I had a lot of help, both from the other grade teachers and from the kids themselves. The other teachers kindly went over my schedule, showed me where some supplies were, and so on. The kids knew their schedule backwards and forwards, so they only needed the slightest verbal prompt from me to go through their day. For example, I said, "Let's get started with the calendar now," and one kid popped up and put the right day and date on the board, and then another kid read them off. I said it was time for math, and one kid pops up with a previously prepared estimation project. And so on.

The day was mostly math teaching (parallel lines and simple geometric shapes), with a little journal writing by the morning group and reading to the afternoon group. (The kids wrote about what their dream day at school would be like --- mostly art and gym and recess --- and I read them Roald Dahl's The Magic Finger.)

For some reason, very few of the kids in either group could draw a quadrangle with no parallel sides. They just couldn't get their heads around it, possibly because they had a hard time fulfilling a negative request. I got a lot of parallelograms (uh, no), trapezoids (closer), even a few triangles (couldn't be more off) or some desultory crossed line segments (I take it back about the triangles). This after much review of both "parallel" and "quadrangle."

I'm not mocking the kids (well, much); it's a hard concept to grasp, and I'm not sure I explained it well. If I'd known what I'd be asked to do, I might have been able to think of a strategy or an example that worked.

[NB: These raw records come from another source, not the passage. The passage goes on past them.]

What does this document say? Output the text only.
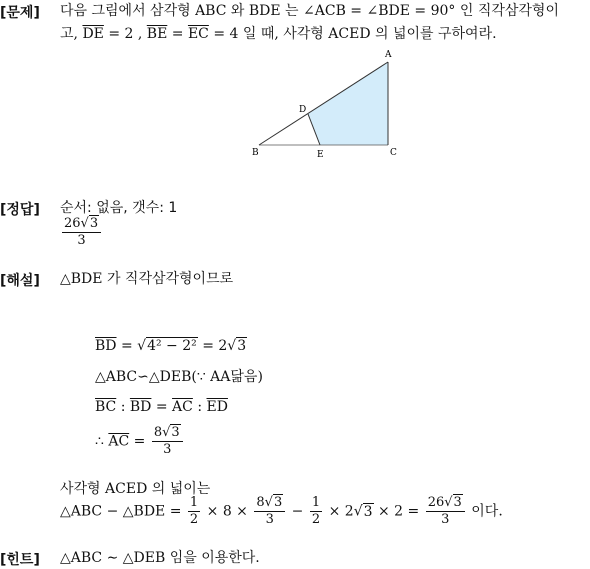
[문제] 다음 그림에서 삼각형 ABC 와 BDE 는 ∠ACB = ∠BDE = 90° 인 직각삼각형이
고, $\overline{DE} = 2$ , $\overline{BE} = \overline{EC} = 4$ 일 때, 사각형 ACED 의 넓이를 구하여라.
A
B	C
D
E
[정답] 순서: 없음, 갯수: 1
$\frac{26√3}{3}$
[해설] △BDE 가 직각삼각형이므로
$\overline{BD} = √4^2 - 2^2 = 2√3$
△ABC∽△DEB(∵ AA닮음)
$\overline{BC}$ : $\overline{BD} = \overline{AC}$ : $\overline{ED}$
∴ $\overline{AC} = \frac{8√3}{3}$
사각형 ACED 의 넓이는
△ABC − △BDE = $\frac{1}{2} \times 8 \times \frac{8√3}{3} - \frac{1}{2} \times 2√3 \times 2 = \frac{26√3}{3}$ 이다.
[힌트] △ABC ∼ △DEB 임을 이용한다.
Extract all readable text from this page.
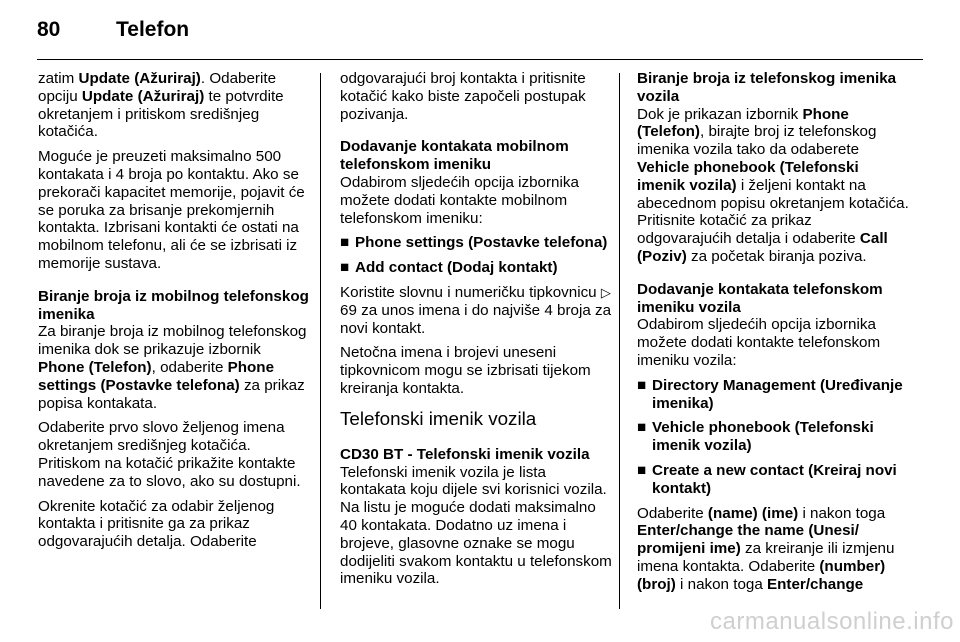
80	Telefon

zatim Update (Ažuriraj). Odaberite opciju Update (Ažuriraj) te potvrdite okretanjem i pritiskom središnjeg kotačića.

Moguće je preuzeti maksimalno 500 kontakata i 4 broja po kontaktu. Ako se prekorači kapacitet memorije, pojavit će se poruka za brisanje prekomjernih kontakta. Izbrisani kontakti će ostati na mobilnom telefonu, ali će se izbrisati iz memorije sustava.

Biranje broja iz mobilnog telefonskog imenika

Za biranje broja iz mobilnog telefonskog imenika dok se prikazuje izbornik Phone (Telefon), odaberite Phone settings (Postavke telefona) za prikaz popisa kontakata.

Odaberite prvo slovo željenog imena okretanjem središnjeg kotačića. Pritiskom na kotačić prikažite kontakte navedene za to slovo, ako su dostupni.

Okrenite kotačić za odabir željenog kontakta i pritisnite ga za prikaz odgovarajućih detalja. Odaberite

odgovarajući broj kontakta i pritisnite kotačić kako biste započeli postupak pozivanja.

Dodavanje kontakata mobilnom telefonskom imeniku

Odabirom sljedećih opcija izbornika možete dodati kontakte mobilnom telefonskom imeniku:

■ Phone settings (Postavke telefona)
■ Add contact (Dodaj kontakt)

Koristite slovnu i numeričku tipkovnicu ▷ 69 za unos imena i do najviše 4 broja za novi kontakt.

Netočna imena i brojevi uneseni tipkovnicom mogu se izbrisati tijekom kreiranja kontakta.

Telefonski imenik vozila
CD30 BT - Telefonski imenik vozila

Telefonski imenik vozila je lista kontakata koju dijele svi korisnici vozila. Na listu je moguće dodati maksimalno 40 kontakata. Dodatno uz imena i brojeve, glasovne oznake se mogu dodijeliti svakom kontaktu u telefonskom imeniku vozila.

Biranje broja iz telefonskog imenika vozila

Dok je prikazan izbornik Phone (Telefon), birajte broj iz telefonskog imenika vozila tako da odaberete Vehicle phonebook (Telefonski imenik vozila) i željeni kontakt na abecednom popisu okretanjem kotačića. Pritisnite kotačić za prikaz odgovarajućih detalja i odaberite Call (Poziv) za početak biranja poziva.

Dodavanje kontakata telefonskom imeniku vozila

Odabirom sljedećih opcija izbornika možete dodati kontakte telefonskom imeniku vozila:

■ Directory Management (Uređivanje imenika)
■ Vehicle phonebook (Telefonski imenik vozila)
■ Create a new contact (Kreiraj novi kontakt)

Odaberite (name) (ime) i nakon toga Enter/change the name (Unesi/ promijeni ime) za kreiranje ili izmjenu imena kontakta. Odaberite (number) (broj) i nakon toga Enter/change

carmanualsonline.info
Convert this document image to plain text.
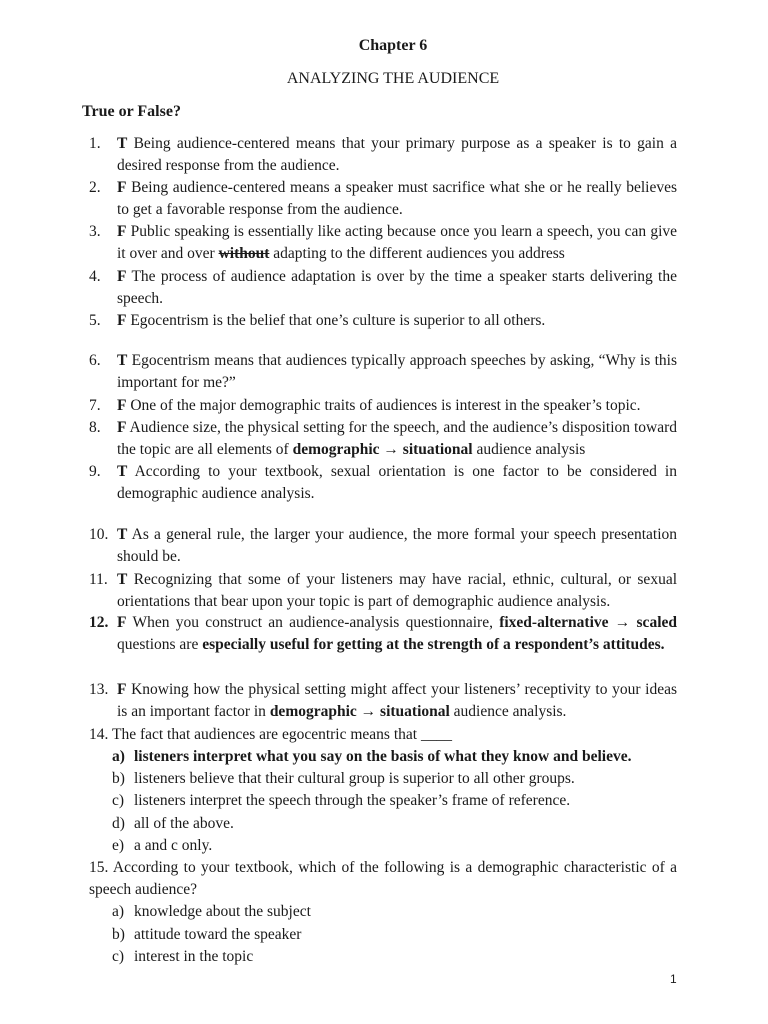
Chapter 6
ANALYZING THE AUDIENCE
True or False?
1.	T Being audience-centered means that your primary purpose as a speaker is to gain a desired response from the audience.
2.	F Being audience-centered means a speaker must sacrifice what she or he really believes to get a favorable response from the audience.
3.	F Public speaking is essentially like acting because once you learn a speech, you can give it over and over without adapting to the different audiences you address
4.	F The process of audience adaptation is over by the time a speaker starts delivering the speech.
5.	F Egocentrism is the belief that one’s culture is superior to all others.
6.	T Egocentrism means that audiences typically approach speeches by asking, “Why is this important for me?”
7.	F One of the major demographic traits of audiences is interest in the speaker’s topic.
8.	F Audience size, the physical setting for the speech, and the audience’s disposition toward the topic are all elements of demographic → situational audience analysis
9.	T According to your textbook, sexual orientation is one factor to be considered in demographic audience analysis.
10. T As a general rule, the larger your audience, the more formal your speech presentation should be.
11. T Recognizing that some of your listeners may have racial, ethnic, cultural, or sexual orientations that bear upon your topic is part of demographic audience analysis.
12. F When you construct an audience-analysis questionnaire, fixed-alternative → scaled questions are especially useful for getting at the strength of a respondent’s attitudes.
13. F Knowing how the physical setting might affect your listeners’ receptivity to your ideas is an important factor in demographic → situational audience analysis.
14. The fact that audiences are egocentric means that ____
a) listeners interpret what you say on the basis of what they know and believe.
b) listeners believe that their cultural group is superior to all other groups.
c) listeners interpret the speech through the speaker’s frame of reference.
d) all of the above.
e) a and c only.
15. According to your textbook, which of the following is a demographic characteristic of a speech audience?
a) knowledge about the subject
b) attitude toward the speaker
c) interest in the topic
1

Anyway, I liked being there a lot.

2 comments:

Michael5000 said...

Oh, interesting. I wonder what would happen if you tried it on adults? It being "draw a quadrangle with no parallel lines," that is. We're pretty conditioned to right angles by the built environment we live it; I bet that drawing out a completely irregular four-sided figure creates dissonance at any age for a moderne American. Just guessing, though.

Churlita said...

Congrats on your first "real" teaching day. It sounds like you did really well.